Ongoing and future research
To date, several single arm prospective studies have been completed for use of passive scatter PBT for hepatobiliary malignancies. Ongoing prospective phase I/II studies are evaluating the safety and feasibility of therapy escalation using PBT. National Cancer Institute (NCI) sponsored phase III randomized controlled trials are comparing proton vs. photon radiation for the treatment of esophageal cancer (NCT03801876) and hepatocellular carcinoma (NCT03186898). Further hardware and software advances are needed to improve upon treatment planning and delivery. Challenges remain, including characterizing and managing uncertainties in PBT dose distribution related to range uncertainties, variation in tissue densities, and organ motion. Additionally, further refinement in treatment planning is needed to account for variable radiobiological effectiveness of PBT, especially in the context of IMPT. Treatment with heavier charged particles such as carbon ions may offer additional biological advantages beyond PBT. Ongoing research efforts will further define the role of charged particle therapy for treatment of gastrointestinal malignancies.

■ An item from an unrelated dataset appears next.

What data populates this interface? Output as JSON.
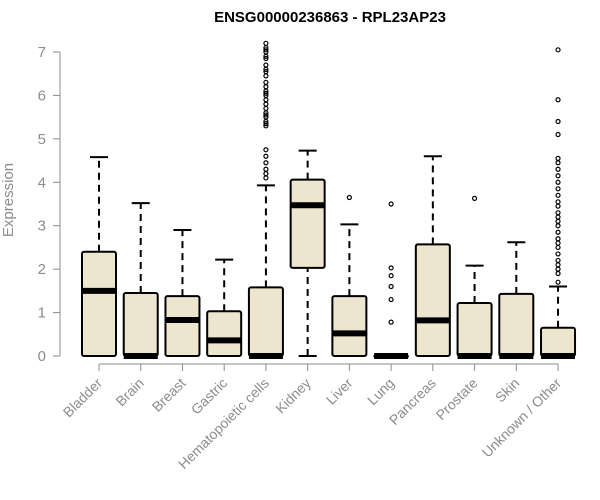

In summary, PBT has emerged as a standard external beam RT modality with potential advantages over conventional photon therapy for the treatment of some patients with gastrointestinal cancers. In this special issue of the Journal of Gastrointestinal Oncology, we will provide a comprehensive review of the rationale, clinical data, current indications, and future directions for the use of PBT for gastrointestinal cancers.
Acknowledgments
None.
Footnote
Conflicts of Interest: The authors have no conflicts of interest to declare.
Ethical Statement: The authors are accountable for all aspects of the work in ensuring that questions related to the accuracy or integrity of any part of the work are appropriately investigated and resolved.